Уложив отдыхать уставшую с дороги жену, Григорий, уединившись с Сергеем, расспрашивал о новостях в столице и в Кронштадте, а сам с интересом, открыл купленную брошюрку и прочитал на титуле.

— «Слово похвальное ея величеству государыне императрице Елисавете Петровне, самодержице всероссийской, говоренное ноября 26 дня 1749 года».

«Пожалуй, витиевато, но весьма благозвучно», — подумал Спиридов и спросил Сергея, слышал ли он что-нибудь о речи Ломоносова.

— В Петербурге до сей поры об этом толкуют, в особенности, кто помоложе, — ответил Сергей оживленно, — ассамблея Академии состоялась в прошлом году, там Ломоносов и речь держал. Мне говорил Алексей, в той риторике сказывает Ломоносов и про флот, но сам-то я не читывал.

На первых страницах автор, естественно, воспевал самодержицу, а потом воздал должное ее отцу. В свое время, четверть века назад, Спиридов слушал, еще юношей, Феофана Прокоповича и теперь, вчитываясь в напечатанные строки, машинально подумал, что слог Ломоносова в чем-то созвучен с речами Феофана. А вот и первое упоминание заслуг: «Представил бы я Петра именем великого... море новым флотом покрывающего... повелевая устроить полки ко брани и выходить флоту в море, осматривая строящиеся корабли, исправляющиеся суда и среди моря со дна восстающие пристани и крепости».

«Кратко весьма, но верно», — думал Спиридов, листая страницы, где Ломоносов прославлял Елизавету, наследницу дел Петра I. И здесь он не преминул упомянуть о прозорливости императрицы в морском деле.

«Флот готов к покрытию вод Балтийских, что в военныя приуготовления успевают, — сие все войну, от России наносимую, предвозвещает, но показует премудрость прозорливыя нашей Героини. Искусный мореплаватель не токмо в страшное волнение и бурю, но и во время кротчайшее тишины бодрствует, укрепляет орудия, готовит парусы, наблюдает звезды, примечает перемены воздуха, смотрит на восстающие тучи, исчисляет расстояния от берегов, мерит глубину моря и от потаенных водою камней блюдется».

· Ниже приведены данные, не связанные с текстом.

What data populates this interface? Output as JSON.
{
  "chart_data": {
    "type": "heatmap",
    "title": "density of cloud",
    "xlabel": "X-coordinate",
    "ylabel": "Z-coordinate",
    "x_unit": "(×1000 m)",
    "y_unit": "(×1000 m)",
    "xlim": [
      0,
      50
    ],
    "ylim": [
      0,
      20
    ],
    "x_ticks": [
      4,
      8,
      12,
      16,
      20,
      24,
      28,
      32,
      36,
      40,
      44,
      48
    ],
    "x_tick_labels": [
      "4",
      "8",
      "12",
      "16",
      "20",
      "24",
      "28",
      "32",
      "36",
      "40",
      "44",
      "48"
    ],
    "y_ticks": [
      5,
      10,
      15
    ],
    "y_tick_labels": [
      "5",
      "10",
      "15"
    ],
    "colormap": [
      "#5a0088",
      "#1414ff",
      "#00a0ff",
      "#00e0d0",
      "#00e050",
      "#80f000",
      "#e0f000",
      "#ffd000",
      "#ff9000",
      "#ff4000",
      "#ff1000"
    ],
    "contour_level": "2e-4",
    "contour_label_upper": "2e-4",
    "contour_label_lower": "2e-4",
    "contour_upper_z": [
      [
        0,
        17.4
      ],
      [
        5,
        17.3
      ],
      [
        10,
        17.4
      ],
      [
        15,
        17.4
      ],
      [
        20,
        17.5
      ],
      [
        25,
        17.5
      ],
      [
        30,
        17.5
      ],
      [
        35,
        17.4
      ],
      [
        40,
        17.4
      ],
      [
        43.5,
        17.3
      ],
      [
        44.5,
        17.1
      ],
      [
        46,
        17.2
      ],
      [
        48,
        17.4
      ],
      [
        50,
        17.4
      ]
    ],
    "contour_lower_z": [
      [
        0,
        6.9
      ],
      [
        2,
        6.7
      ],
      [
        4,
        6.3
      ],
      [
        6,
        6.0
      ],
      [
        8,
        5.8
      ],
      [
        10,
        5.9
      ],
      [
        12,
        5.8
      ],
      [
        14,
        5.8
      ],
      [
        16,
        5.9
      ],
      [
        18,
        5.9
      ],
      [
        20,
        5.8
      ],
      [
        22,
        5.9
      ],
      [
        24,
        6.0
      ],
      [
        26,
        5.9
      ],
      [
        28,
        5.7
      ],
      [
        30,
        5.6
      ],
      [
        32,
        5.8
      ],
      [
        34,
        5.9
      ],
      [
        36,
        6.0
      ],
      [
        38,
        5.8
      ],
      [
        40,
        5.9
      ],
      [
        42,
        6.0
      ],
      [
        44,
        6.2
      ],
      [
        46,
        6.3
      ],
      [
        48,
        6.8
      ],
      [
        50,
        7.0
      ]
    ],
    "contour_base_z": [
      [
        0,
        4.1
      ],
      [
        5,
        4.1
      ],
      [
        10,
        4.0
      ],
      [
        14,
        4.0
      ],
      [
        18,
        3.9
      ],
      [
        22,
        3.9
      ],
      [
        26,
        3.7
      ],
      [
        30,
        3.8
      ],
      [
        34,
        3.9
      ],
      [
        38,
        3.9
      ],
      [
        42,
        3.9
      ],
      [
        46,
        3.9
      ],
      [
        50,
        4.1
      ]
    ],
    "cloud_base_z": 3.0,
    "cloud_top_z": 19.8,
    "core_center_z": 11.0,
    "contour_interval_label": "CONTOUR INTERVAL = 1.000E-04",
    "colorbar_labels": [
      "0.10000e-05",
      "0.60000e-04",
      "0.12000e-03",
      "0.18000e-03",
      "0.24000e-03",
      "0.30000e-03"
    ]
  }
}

Перечитывая ломоносовские рассуждения, Спиридов удивлялся не принятому восхвалению императрицы, а глубине знаний автора в мореходстве.

— Ломоносов, я погляжу, не менее мичмана сведущ в нашем деле, — закрывая книжицу, поделился он своим мнением с Сергеем, — а что князь Голицын, каково распоряжается? На флоте что о нем говорят?

— Покуда слышно — перепалка в Адмиралтействе, — ответил Сергей, — а в Кронштадте о нем ни слуху ни духу с десяток годков с лишком.

Прежде всего назначение князя Голицына — «высочайшее повеление иметь ему над флотом главную команду» — обернулось недовольством и сварой среди членов Адмиралтейств-коллегии, подогреваемых Белосельским и Мишуковым. Кто бы мог подумать и предположить о таком легкомыслии Елизаветы! Ладно, при Петре I. Голицын тогда, поднабравшись опыта за девять лет службы в голландском флоте, проявил себя в Гренгамском сражении. А потом его носило по «ухабам» на берегу, Анна Иоанновна отправила подальше от столицы, губернаторствовать в Астрахань. С воцарением Елизаветы фортуна повернулась к нему лицом, императрица с уважением относилась к последнему отпрыску древнего княжеского рода, верно служившего престолу на протяжении веков. Награды одна за другой украшали его грудь, почести и звания прибавлялись с каждым годом. Но флагманы флота, подзуживаемые Мишуковым, открыто роптали, не желая быть под началом у семидесятилетнего старца. И все же Елизавета настояла на своем, отправила Белосельского в Москву, а остальные понемногу утихомирились.

При новом высоком начальстве огорошило Спиридова первое назначение: его определили командовать придворными яхтами.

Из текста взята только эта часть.